24.01.2007 | Oleh Zadoretsky

Why Ukraine Needs an Independent Ombudsperson


The civic campaign of putting forward a politically independent candidate for the position of the Verkhovna Rada Human Rights Commissioner has entered its final phase - right after the return of the members of parliament from the parliamentary vacations on February 6, an anonymous voting will take place in the Verkhovna Rada to determine who will be defending the rights of the Ukrainian citizens at the highest human rights defense position in the state during the next five years.

Only two rivals for this position are left - a candidate from the governmental "Party of the Regions" Nina Karpachova and a civic human rights activist from Kharkiv Yevhen Zakahrov who does not belong to any political party and whose candidacy was put forward by the oppositional parliamentary fractions of Yuliya Tymoshenko’s Bloc and "Our Ukraine". At the first glance, it might appear that it is more beneficial for the ruling coalition to give this post to "their" person, yet a more detailed analysis of the situation testifies in favor of appointing a politically neutral candidate to the position of the country’s Ombudsperson.

Traditionally, the institute of the Ombudsperson in the vast majority of European countries is headed by a passionless legal referee, who guarantees the abidance by human rights and freedoms in the relations between the state and the citizen, and also ensures the conduct of a dialog between them solely in the legal field and with the use of legal methods. Given the circumstances of the Ukrainian political establishment, which is notable for a strong conflict of power, all political forces with no exception are ought to be interested in the appointment of an independent Ombudsperson, including the pro-governmental ones, since none of them can be confident about never ending up in the opposition and being subjected to suppression on the part of the government, as it was often happening in the previous years.

Namely the today’s opposition, represented by Yuliya Tymoshenko’s Bloc and "Our Ukraine", was the first one to take into consideration the public opinion, and despite all controversies between its parliamentary fractions, realized the necessity of appointing an independent candidate to the position of the Ombudsperson.

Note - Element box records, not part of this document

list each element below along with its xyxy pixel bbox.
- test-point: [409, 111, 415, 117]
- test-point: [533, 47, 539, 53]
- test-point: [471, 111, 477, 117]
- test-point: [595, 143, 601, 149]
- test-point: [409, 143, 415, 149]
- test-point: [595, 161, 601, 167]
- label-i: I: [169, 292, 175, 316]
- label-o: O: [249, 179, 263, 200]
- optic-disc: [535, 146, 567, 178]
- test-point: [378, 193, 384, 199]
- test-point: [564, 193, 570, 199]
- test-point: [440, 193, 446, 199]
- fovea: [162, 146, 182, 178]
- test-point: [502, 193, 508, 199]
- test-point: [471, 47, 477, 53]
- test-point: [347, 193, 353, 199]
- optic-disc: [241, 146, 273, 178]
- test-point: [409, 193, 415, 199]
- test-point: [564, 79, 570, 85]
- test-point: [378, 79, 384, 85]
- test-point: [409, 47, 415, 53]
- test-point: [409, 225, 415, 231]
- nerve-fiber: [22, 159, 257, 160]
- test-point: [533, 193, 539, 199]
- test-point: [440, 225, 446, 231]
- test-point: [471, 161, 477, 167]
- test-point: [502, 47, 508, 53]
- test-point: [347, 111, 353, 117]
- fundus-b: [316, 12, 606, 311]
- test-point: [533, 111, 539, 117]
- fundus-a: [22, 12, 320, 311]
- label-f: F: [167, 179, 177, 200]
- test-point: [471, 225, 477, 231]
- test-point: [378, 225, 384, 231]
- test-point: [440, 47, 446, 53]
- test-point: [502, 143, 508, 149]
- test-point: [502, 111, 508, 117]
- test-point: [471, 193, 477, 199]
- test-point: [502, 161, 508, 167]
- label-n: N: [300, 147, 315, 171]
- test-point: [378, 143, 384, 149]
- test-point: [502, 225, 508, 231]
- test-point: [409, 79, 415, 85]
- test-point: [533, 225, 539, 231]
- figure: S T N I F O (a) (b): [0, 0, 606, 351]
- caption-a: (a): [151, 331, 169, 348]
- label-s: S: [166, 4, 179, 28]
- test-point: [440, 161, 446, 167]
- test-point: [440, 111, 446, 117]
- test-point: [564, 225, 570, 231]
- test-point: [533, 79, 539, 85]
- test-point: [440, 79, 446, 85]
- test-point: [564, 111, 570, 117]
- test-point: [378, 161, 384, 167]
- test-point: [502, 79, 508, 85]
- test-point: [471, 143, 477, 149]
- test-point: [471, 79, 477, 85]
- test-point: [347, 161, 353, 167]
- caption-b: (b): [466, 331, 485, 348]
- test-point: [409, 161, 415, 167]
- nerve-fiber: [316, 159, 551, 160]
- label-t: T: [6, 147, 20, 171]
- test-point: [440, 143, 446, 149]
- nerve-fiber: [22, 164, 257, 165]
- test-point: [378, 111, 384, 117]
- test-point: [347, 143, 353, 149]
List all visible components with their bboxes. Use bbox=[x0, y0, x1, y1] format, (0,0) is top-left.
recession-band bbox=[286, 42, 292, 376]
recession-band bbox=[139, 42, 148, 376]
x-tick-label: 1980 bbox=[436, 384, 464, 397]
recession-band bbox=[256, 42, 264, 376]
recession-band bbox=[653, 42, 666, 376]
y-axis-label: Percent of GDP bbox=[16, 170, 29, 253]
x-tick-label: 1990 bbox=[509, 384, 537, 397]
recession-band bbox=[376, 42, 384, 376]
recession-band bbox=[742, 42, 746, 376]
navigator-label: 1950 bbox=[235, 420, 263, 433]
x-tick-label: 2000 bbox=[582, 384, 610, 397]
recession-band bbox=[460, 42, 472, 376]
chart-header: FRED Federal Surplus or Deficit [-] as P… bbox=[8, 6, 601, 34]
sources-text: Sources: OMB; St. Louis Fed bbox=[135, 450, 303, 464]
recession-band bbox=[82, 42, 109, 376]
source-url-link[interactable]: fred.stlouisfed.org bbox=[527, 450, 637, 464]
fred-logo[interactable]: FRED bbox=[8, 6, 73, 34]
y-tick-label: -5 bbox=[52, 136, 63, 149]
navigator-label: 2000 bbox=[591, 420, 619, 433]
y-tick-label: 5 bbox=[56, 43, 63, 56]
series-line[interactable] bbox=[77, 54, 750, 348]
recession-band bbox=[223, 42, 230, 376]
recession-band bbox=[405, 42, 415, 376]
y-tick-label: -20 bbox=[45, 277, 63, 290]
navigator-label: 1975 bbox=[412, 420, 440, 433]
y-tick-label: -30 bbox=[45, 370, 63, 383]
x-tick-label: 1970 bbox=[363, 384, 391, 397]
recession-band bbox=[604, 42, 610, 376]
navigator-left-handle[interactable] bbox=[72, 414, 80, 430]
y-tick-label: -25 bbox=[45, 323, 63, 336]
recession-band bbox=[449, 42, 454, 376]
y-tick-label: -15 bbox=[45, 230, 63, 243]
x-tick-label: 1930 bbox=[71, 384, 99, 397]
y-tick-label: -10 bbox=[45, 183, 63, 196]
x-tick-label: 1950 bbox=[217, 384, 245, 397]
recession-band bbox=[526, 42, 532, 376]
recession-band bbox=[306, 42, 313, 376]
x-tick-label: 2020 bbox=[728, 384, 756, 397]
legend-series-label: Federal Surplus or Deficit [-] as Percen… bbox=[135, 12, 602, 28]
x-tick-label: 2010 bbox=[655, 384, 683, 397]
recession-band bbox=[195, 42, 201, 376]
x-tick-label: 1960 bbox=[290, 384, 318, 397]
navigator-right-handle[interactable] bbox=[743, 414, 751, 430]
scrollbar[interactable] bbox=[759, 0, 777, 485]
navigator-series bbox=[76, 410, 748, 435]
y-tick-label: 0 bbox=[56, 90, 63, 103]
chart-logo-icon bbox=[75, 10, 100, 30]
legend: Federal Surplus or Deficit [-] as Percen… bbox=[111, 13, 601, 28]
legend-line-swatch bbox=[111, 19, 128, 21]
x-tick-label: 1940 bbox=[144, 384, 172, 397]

During Kuchma’s authoritarian presidency, the representatives of these political forces faced the violation of their elementary rights, guaranteed to them by the Constitution and Ukraine’s international agreements. When they came to power in 2004, the situation changed to the exact opposite - the representatives of the former pro-governmental parties started complaining loudly about the suppression of their rights and cases of persecution - mainly, SDPU(o) and "Party of the Regions", both of which suddenly found themselves in the opposition. A corresponding section titled "Suppression and persecution" appeared on the official website of "Party of the Regions", where specific examples of human rights violations of the members of this party for their political views were featured. "Party of the Regions" was accusing the "orange" government of unjustified criminal persecution of its leaders Borys Kolesnykov and the deceased Yevgeniy Kushnaryov, whose criminal cases were investigated with numerous violations of the procedure. The remarkable aspect is that the Ombudsperson of the time and a member of "Party of the Regions" Nina Karpachova proved to be unable to influence the existing situation.

The reason for Karpachova’s helplessness was a lack of trust for the office of the Verkhovna Rada Human Rights Commissioner as for an independent legal instance on the part of the society, government officials, and the international human rights community because of the Ombudsperson belonging to one of the political forces. In contrast, the appointment of a politically neutral human rights activist with high moral standards will lead to the de-politicization of the institute of the Verkhovna Rada Human Rights Commissioner, causing the increase of the citizens’ level of trust for the government as a whole, part of which he is, regardless of their political views, and correspondingly, will increase the interaction of the institute of the Ombudsperson with the other branches of power.

Both of these factors, in their turn, will increase the level of credibility for the Ukrainian Ombudsperson on the part of the European community. As a result, Ukraine will not only get rid of the shameful monitoring of the human rights situation in the country, currently conducted by PACE, but will also obtain the reputation of a lawful state, in which the law stands above politics and the mercantile interests of specific persons and financial groups. The Parliamentary Assembly of the Council of Europe has already expressed its wish to see a politically independent figure holding the Ombudsperson’s position in Ukraine. The negligence of this wish can lead to a significant worsening of the relations between the Ukrainian government and the democratic European governments, which, in the first place, is not beneficial for the Ukrainian large businesses, the lion’s share of the production of which is being exported to the Western countries. This primarily refers to the major heavy industry enterprises, most of which are owned by the representatives of the governmental "Party of the Regions".

The Ukrainian society is soon to find out whether its opinion is accounted for with the "people’s elects". The candidacy of the politically independent human rights activist Yevhen Zakharov has gained wide support among non-governmental organizations of the entire country, the majority of which, by the way, represents Ukraine’s eastern regions, where Zakharov is widely known for his human rights activism and which are forming the electoral field of the ruling coalition at the moment. It has already become apparent that the political independence of the institutes called to defend citizens’ rights (in particular, the institute of the Verkhovna Rada Human Rights Commissioner) is the way to uniting the country and creating a lawful society, in which certain citizens are not "more equal" before the law than others.